I know ... it's no good longing for a Horrockses' frock if you don't have the teeny waist for those cinched-in skirts.
And in those days a size 14 was only as big as today's 10.
So you'd have to wear a lift-and-separate bra (Playtex or Maidenform?) and a girdle and stockings and suspenders. Like those women in Mad Men.
But, heavens, those frocks were pretty. I remember when they were still advertised in magazines, although by then they seemed very old-fashioned. Not that my mum could have afforded a cotton dress that cost £7 in the 1950s. These were dresses for honeymoons and garden parties. The Queen and Princess Margaret wore them on Caribbean tours. You could tell an Englishwoman abroad by her Horrockses' frock.
I loved this exhibition. I spotted a strappy magnolia print in pale yellow cotton that was so Betty Draper.
I loved the black and white gingham banded with blue roses, with a little bolero the colour of the sea in Capri.
And the witty summer frock, printed with slices of pie and other treats, that dated from the last days of rationing.

I got chatting to a pretty young intern who was wearing a lilac-coloured floral stripe ... Was it Horrockses? Yes, it was. As crisp and fresh - she let me touch - as it must have been in that 1950s summer when it was new. I wonder who owned it first? She bought it on E-bay, she said. For £32.
I'm not sure what I envied most, that lovely dress - or her slim waist!

On the way home, I caught a screening of a 1953 movie. I nodded off and nearly missed Deborah Kerr in the surf.

Thursday, 29 July 2010

We looked at the baby ducklings and swans.

And saw fresh green acorns and fir-cones that were tender and new.
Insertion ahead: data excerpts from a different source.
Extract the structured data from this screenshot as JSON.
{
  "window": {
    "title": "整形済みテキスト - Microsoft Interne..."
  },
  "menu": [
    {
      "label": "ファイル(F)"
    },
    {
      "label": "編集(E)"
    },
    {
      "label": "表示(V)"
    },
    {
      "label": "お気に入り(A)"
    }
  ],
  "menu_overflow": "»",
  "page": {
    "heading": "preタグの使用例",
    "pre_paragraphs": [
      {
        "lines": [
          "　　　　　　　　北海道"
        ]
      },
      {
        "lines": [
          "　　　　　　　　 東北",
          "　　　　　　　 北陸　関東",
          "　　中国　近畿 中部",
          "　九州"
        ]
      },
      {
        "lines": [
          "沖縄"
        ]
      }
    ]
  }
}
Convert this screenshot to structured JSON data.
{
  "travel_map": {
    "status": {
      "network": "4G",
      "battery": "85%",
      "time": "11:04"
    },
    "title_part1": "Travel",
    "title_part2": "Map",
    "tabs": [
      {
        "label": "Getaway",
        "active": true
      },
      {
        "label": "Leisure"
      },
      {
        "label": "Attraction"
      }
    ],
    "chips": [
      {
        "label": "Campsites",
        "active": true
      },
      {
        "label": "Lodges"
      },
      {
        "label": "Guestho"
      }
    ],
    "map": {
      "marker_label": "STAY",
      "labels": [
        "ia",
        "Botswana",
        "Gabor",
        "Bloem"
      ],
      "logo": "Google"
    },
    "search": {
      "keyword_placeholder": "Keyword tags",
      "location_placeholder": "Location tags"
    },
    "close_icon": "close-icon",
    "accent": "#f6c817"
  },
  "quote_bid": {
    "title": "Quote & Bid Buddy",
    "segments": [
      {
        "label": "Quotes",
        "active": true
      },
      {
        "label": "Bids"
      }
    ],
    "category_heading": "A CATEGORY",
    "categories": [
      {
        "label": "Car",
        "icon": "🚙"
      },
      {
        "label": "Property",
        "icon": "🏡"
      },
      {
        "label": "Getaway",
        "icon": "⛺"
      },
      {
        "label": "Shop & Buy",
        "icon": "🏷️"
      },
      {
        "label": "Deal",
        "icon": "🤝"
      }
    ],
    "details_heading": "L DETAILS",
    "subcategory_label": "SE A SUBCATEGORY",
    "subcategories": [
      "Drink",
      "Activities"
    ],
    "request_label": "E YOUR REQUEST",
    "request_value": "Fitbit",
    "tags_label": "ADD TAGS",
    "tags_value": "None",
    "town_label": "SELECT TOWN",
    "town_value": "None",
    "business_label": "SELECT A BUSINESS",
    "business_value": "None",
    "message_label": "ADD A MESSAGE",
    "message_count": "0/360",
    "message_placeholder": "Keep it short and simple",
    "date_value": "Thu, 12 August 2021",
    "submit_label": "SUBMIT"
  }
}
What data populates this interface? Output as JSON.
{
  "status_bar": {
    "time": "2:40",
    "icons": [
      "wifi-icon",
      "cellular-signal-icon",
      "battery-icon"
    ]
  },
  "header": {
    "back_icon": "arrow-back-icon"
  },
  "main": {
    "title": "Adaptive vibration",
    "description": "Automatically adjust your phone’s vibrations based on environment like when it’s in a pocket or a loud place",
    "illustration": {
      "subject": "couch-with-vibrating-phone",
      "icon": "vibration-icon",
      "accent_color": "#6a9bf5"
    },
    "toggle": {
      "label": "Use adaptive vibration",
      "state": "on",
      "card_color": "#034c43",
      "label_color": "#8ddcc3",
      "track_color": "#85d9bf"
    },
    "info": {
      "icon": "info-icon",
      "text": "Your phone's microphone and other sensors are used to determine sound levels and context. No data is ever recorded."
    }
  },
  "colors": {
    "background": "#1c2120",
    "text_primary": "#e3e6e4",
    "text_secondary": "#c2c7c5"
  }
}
There were horses and a golden hay meadow like in a storybook.

We shouted, 'Be careful. Don't fall in,' and nobody seemed to listen. But luckily nobody did fall in.

We explained about the mounting block in the stable yard where we had tea and ice-creams.
And then we shouted, 'Be careful. Don't fall off.'

We watched planes from Heathrow flying overhead so close they looked as if they might clip historic chimneys.

But we didn't go inside. Because that's pushing your luck with four-year-old friends. Who are the most delightful company in the world. Until they get bored.